We drove to trailheads late at night and slept in our cars with nothing more than a blanket and a wadded up coat for a pillow and leaning on each other.
Up at the crack of dawn, we did not eat some fancy nature trail bar thingy or drink a high energy drink. It was coffee from the thermos and maybe an apple or a candy bar… just something to get us going. We’d hike through dew soaked meadows and fight off mosquitoes the old-fashioned way – we’d SWAT ‘em. We’d spend the day fishing and would almost always come home with a mess of fresh mountain-lake fish. Limits were like 8 or 12 per person, so 5 or 6 of us would get quite a haul.
I don’t know – do kids still do these things today? It seemed like all my friends growing up fished, hunted, or did something outdoors most every weekend. It’s something the kids of today need to experience for themselves, and, NO, swinging around a Wii does not an outdoor experience make!
Wednesday, March 24, 2010
I remember a time when I didn’t know the words to every single song that I ever tried to sing along with. I remember sitting around my parent’s stereo console with some friends and listening to the latest and greatest top 40 hit that one of us might have bought on a 45 that week.
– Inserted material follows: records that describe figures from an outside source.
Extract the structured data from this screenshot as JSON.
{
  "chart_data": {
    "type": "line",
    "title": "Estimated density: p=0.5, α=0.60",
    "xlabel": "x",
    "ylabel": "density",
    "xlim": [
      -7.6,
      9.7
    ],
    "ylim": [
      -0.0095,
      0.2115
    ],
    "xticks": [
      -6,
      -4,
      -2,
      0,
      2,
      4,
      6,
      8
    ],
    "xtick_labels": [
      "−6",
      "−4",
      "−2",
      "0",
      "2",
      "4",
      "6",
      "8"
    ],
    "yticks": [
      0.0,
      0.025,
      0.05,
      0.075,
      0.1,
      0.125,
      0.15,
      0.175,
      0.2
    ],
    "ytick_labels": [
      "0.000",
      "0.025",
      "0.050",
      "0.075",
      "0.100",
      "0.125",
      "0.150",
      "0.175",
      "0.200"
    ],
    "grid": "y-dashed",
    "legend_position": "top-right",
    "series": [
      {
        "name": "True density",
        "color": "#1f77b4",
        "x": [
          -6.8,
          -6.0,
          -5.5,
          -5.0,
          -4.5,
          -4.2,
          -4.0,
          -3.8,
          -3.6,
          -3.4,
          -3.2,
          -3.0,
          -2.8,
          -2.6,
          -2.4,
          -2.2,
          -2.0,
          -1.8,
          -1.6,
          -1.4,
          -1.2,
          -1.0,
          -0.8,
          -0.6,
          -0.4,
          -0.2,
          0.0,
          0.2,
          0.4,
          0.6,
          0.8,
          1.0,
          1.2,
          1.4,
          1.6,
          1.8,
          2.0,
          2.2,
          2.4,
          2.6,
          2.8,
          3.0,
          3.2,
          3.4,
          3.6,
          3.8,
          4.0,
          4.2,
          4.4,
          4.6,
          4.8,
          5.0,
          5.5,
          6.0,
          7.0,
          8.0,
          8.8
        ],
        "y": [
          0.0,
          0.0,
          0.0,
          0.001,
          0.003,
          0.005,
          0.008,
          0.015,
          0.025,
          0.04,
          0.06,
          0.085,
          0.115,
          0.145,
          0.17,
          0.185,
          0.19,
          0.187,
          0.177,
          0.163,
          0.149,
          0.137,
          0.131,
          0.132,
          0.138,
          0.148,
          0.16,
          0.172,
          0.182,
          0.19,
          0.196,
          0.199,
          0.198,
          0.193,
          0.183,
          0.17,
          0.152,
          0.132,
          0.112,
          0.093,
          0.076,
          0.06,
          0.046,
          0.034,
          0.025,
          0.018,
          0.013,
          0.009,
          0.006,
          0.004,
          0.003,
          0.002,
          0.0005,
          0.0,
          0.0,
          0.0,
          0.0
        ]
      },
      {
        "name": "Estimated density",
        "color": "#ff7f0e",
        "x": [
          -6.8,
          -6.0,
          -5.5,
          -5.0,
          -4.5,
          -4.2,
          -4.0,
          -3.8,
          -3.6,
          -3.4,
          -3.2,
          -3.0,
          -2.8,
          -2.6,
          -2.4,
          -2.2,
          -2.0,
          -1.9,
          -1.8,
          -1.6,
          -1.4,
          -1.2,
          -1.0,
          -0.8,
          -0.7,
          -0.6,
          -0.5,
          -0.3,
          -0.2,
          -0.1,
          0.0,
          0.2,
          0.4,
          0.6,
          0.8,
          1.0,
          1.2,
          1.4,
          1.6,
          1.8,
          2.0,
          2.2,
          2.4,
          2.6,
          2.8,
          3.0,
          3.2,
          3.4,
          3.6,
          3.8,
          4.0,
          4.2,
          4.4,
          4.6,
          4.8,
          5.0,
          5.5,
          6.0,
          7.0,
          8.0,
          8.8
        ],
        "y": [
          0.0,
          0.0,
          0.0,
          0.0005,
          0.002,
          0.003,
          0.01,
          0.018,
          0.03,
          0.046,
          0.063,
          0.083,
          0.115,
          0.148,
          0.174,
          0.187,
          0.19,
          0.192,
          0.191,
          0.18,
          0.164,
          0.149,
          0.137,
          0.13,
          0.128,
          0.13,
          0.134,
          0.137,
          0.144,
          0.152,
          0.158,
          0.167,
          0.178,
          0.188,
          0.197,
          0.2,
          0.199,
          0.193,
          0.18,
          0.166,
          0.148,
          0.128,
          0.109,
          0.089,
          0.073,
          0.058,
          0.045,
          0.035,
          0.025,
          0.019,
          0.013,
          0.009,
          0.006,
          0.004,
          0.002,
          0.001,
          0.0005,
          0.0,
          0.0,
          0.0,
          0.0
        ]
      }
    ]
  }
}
I remember as we picked up the needle and played it over and over, straining our ears to try to figure out the few words that we hadn’t been able to quite make out as we had listened to the song on the radio. I remember us kids all arguing about it and deciding that we really weren’t sure – some of us thought one thing, some another – and we’d decide on the most obscure one, somehow thinking that with a weird word or reference that we didn’t understand, the song was even cooler and so were we since we had it.
And – that’s where we left it. Blissfully unaware of our inaccuracy, and none the worse for it.
So – today – is there any song that you don’t know the words to that you haven’t looked up on the internet? Do you jump on the computer and it’s only a matter of seconds before any confusion about what you thought you heard is either confirmed or cleared up? Or – do you try to listen to it over and over… maybe ask your friends what they think the words are?
…just a little bit of innocence that we’ve given up to the information age.
Tuesday, March 2, 2010
A friend sent this to me. It says more in a short paragraph than I could say in a month of blogging. If you click on it, it will open up much larger to read with our aging eyes.
And, please don't think I hate all kids today (I have a couple of my own, you know) - or that I throw all kids into this cauldron of "spoiled lazy brats" soup. I do think that in a lot of ways, this generation of parents as a whole, has certainly done our kids a disservice by not drugging them in some of the ways mentioned here.
I'll be the first to admit that raising kids is hard work, takes concentrated effort and challenges our own abilities and level of commitment - even to the things we strongly believe in. But I also know that it's worth the headaches and heartaches. I pray that God helps us all to bethe types of parents that raise kids that will be upstanding and contributing parts of society, kind and caring to others, and giving rather than selfish.